Metro

Jazz singer in a boomboxing match

Her boombox might backfire.

Esperanza Spalding, the jazz singer who infamously beat out Justin Bieber for the 2011 Best New Artist Grammy, has turned the cover art for her latest album into her personal “totem” — and it has another artist crying foul.

On the cover of 2012’s “Radio Music Society,” the 28-year-old singer is pictured sitting on a classic ’80s boombox.

But the radio is actually a sculpture made of pictures attached to a wooden box. Spalding and her team had found it at Brooklyn’s Galapagos Art Space.

Now the man who took the pictures, photographer Kevin Ryan, 57, says in a $500,000 Manhattan federal court suit that Spalding failed to credit him or license the pics. He says she and her camp ignored his request that they do so.

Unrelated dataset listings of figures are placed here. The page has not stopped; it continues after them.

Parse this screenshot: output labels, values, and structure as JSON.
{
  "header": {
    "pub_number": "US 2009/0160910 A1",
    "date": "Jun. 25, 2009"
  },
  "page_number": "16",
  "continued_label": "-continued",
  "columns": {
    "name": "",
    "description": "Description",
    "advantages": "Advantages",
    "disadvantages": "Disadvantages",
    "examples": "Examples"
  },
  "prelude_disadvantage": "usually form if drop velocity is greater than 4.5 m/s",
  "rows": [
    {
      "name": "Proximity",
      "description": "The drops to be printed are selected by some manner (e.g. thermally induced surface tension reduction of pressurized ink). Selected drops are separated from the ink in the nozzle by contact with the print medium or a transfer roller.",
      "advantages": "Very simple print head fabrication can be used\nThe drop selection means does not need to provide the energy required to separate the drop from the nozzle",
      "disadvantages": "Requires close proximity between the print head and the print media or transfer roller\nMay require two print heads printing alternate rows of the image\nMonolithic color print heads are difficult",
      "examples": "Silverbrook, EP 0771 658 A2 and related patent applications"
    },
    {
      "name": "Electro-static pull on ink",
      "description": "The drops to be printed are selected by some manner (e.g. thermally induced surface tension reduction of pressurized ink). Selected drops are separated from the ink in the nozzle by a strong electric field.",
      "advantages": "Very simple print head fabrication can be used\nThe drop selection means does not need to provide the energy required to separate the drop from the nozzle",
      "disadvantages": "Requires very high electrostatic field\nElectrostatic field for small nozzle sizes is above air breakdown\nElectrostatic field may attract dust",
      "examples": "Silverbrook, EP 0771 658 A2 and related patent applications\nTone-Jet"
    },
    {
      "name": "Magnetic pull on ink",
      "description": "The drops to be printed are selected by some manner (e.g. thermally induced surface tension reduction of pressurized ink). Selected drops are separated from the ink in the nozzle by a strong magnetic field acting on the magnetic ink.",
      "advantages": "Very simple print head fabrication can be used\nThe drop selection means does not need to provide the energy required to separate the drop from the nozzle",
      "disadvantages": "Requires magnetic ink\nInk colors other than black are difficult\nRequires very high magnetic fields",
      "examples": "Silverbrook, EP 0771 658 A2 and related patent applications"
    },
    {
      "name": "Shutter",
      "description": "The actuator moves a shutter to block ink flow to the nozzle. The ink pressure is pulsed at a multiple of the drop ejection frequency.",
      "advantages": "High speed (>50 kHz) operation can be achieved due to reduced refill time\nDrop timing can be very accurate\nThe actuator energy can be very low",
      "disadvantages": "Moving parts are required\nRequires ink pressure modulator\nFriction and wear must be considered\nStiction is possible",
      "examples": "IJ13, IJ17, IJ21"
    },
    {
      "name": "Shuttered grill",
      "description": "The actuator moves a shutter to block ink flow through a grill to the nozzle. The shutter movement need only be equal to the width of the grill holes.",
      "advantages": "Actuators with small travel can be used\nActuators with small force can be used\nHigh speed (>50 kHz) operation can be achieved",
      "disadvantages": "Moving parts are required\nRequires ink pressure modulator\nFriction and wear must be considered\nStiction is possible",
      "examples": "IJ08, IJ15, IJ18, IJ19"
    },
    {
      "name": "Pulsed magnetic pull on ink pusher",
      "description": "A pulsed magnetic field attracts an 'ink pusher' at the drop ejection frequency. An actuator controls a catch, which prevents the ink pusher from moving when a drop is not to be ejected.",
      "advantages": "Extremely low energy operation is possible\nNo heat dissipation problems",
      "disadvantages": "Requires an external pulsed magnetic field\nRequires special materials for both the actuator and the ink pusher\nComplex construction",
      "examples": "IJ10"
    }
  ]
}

“I love Esperanza, and I love her music, and, actually, I like the image,” he told The Post. “But you wish people would have done their due diligence.”

Calling it a “totem,” the singer has recreated the image as a stage prop and sold it on e-cards and T-shirts, his suit says.

Ryan, of Brooklyn, says he had given prints of his photos to sculptor Ryan Humphrey, who stuck them on the box for an exhibition at Galapagos.

Spalding declined to comment on the suit.